Para empresários que atuam como sócios de empresas, que recebem pró-labore, rendimentos de lucros e dividendos, ou realizam movimentações entre pessoa jurídica e física, a orientação de especialistas é clara: a organização começa agora, ainda em fevereiro.
O mês é considerado o ponto crítico da preparação porque é quando bancos, empresas e instituições devem entregar os informes de rendimentos, além de ser o momento ideal para organizar os dados contábeis que impactam diretamente a declaração do IR.
“O Imposto de Renda revela muito mais do que obrigações. Ele expõe a estrutura de como a empresa é gerida, o grau de organização entre o CNPJ e o CPF do sócio e até o quanto o empresário está ou não pagando imposto a mais por falta de planejamento”, afirma Lucas Oliveira, sócio da LCS Contabilidade.
Um dos erros mais comuns entre empresários, segundo Oliveira, é não separar corretamente os fluxos financeiros entre pessoa jurídica e pessoa física. Utilizar recursos da empresa para cobrir despesas pessoais, por exemplo, pode gerar inconsistência na declaração, elevar o risco de cair na malha fina ou até configurar distribuição disfarçada de lucros — o que abre margem para questionamento fiscal.
Outro ponto crítico está na estrutura do pró-labore. Empresários que definem esse valor de forma aleatória ou sem base técnica podem pagar mais INSS do que o necessário, ou comprometer a coerência entre o rendimento declarado e o padrão de vida apresentado. “A Receita cruza informações de várias fontes: despesas, cartão, aquisição de bens, movimentações bancárias, rendimento declarado, e agora cada vez mais dados de empresas com regime Simples ou Lucro Presumido. A lógica da fiscalização é o cruzamento digital, não mais auditoria física”, diz Oliveira.

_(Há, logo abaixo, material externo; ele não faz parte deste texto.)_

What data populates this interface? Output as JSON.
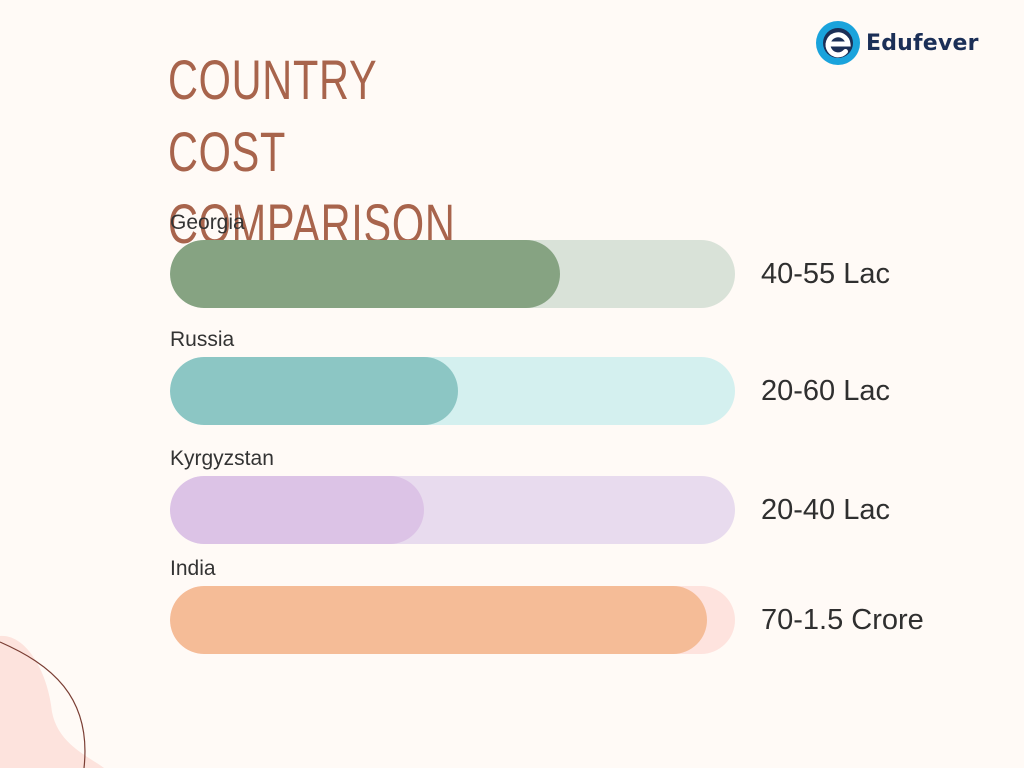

Para empresas com mais de um sócio ou estrutura societária mais robusta, a atenção precisa ser redobrada. Distribuições de lucros, decisões sobre reinvestimento ou antecipação de dividendos, e organização de retirada mensal devem ser acompanhadas por um contador com visão estratégica, não apenas operacional.
Além disso, com a reforma tributária em andamento, 2026 será o primeiro ano em que muitas empresas terão que lidar com o início da transição entre modelos de tributação. Embora a declaração do IRPF ainda siga o modelo atual, a recomendação é antecipar cenários e usar a entrega do IR como uma oportunidade para revisar a estrutura fiscal da empresa.
“A declaração do Imposto de Renda pode parecer só um documento, mas ela abre uma janela sobre toda a gestão da empresa. Um erro contábil que passa despercebido no dia a dia aparece ali com clareza — e com impacto real no bolso”, completa Lucas Oliveira.
O prazo final para entrega da DIRPF 2026 ainda não foi confirmado, mas a previsão é que a Receita mantenha o encerramento até 31 de maio. Quem atrasa, além de multa mínima de R$ 165,74, fica sujeito a juros sobre o imposto devido, e pode ter a restituição bloqueada.
Lucas orienta que a declaração seja feita com antecedência — especialmente por quem tem rendimentos como pró-labore, lucros e dividendos, aluguéis ou aplicações financeiras. Quanto maior a complexidade, maior o risco de inconsistência.